A seal ring particularly made of polytetrafluoro ethylene resin (to be called PTFE, hereunder) having improved low friction and wear-proof properties has been widely utilized in the prior art instead of cast iron for power steering mechanisms.
In such seal ring of the prior art, a seal ring body made of resin material is fitted into a groove formed in an inner peripheral surface of a cylinder to thereby seal a portion between the cylinder and a movable member disposed in the cylinder. The seal ring body is provided with a cut portion shaped in a straight cut, bias cut, step cut or the like. Seal rings provided with the bias cut have been widely utilized because of its stable sealing properties in a wide temperature range.
However, in the prior art described, the seal ring provided with the bias cut is apt to be influenced by its thermal expansion coefficient, resulting in the following problem.
Namely, because the seal ring body made of the resin material has a thermal expansion coefficient larger than the thermal expansion coefficient of the cylinder made of a metal material such as aluminium, even when the cut portion is adjusted to substantially reduce the amount of any leakage of oil, for example, at an ambient temperature, the size of the gap of the abutment portion of the cut ends of the seal ring body increases at a temperature higher than at the ambient temperature, resulting in the increasing of the leakage amount. On the other hand, even when the abutment portion is adjusted to substantially reduce the leakage at a high temperature, the size of the gap at the abutment portion also increases because the amount of shrinkage in the seal ring body is higher than that of the cylinder. This shrinkage results in the increasing of the leakage amount at the ambient temperature.
Furthermore, when the amount of leakage at the ambient temperature is reduced, the seal ring body has an interference fit with the cylinder at the high temperature, such that the minimum pressure, (i.e. minimum actuating pressure) of the seal ring body movable in the groove is adversely increased.

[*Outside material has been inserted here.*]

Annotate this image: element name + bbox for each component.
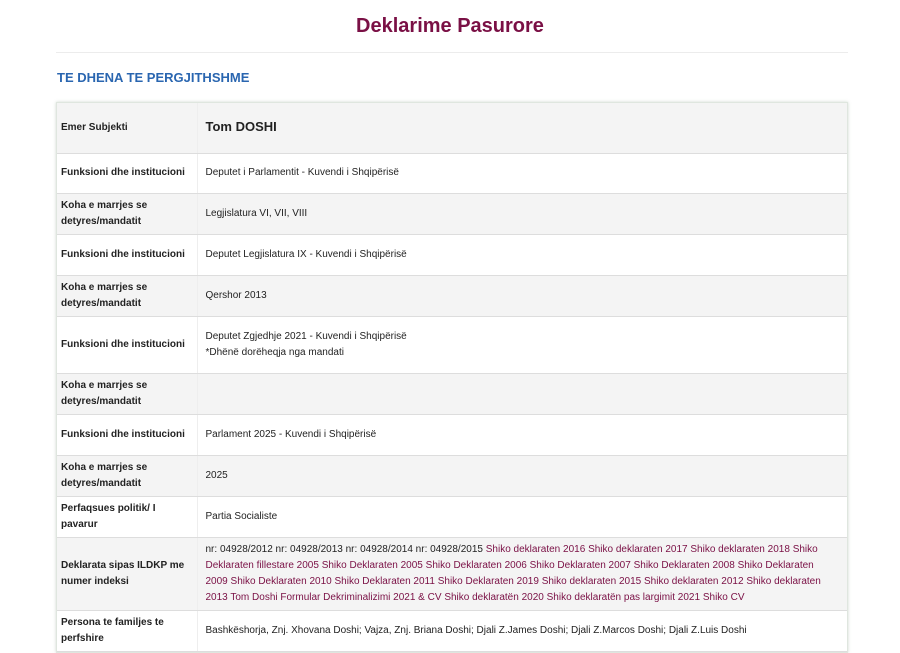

The above described problems result from the dimensional change of the gap at the abutment portion of the seal ring body due to the temperature change. In other words, the thermal expansion coefficient of the seal ring body is larger than that of the cylinder. In order to effectively reduce the dimensional change of the gap, it may be possible to reduce the range of the common difference of the outer diameter of the seal ring body (for example, to about 0.04 mm with respect to .phi. of 56 mm), but this working is troublesome and degraded products can often result.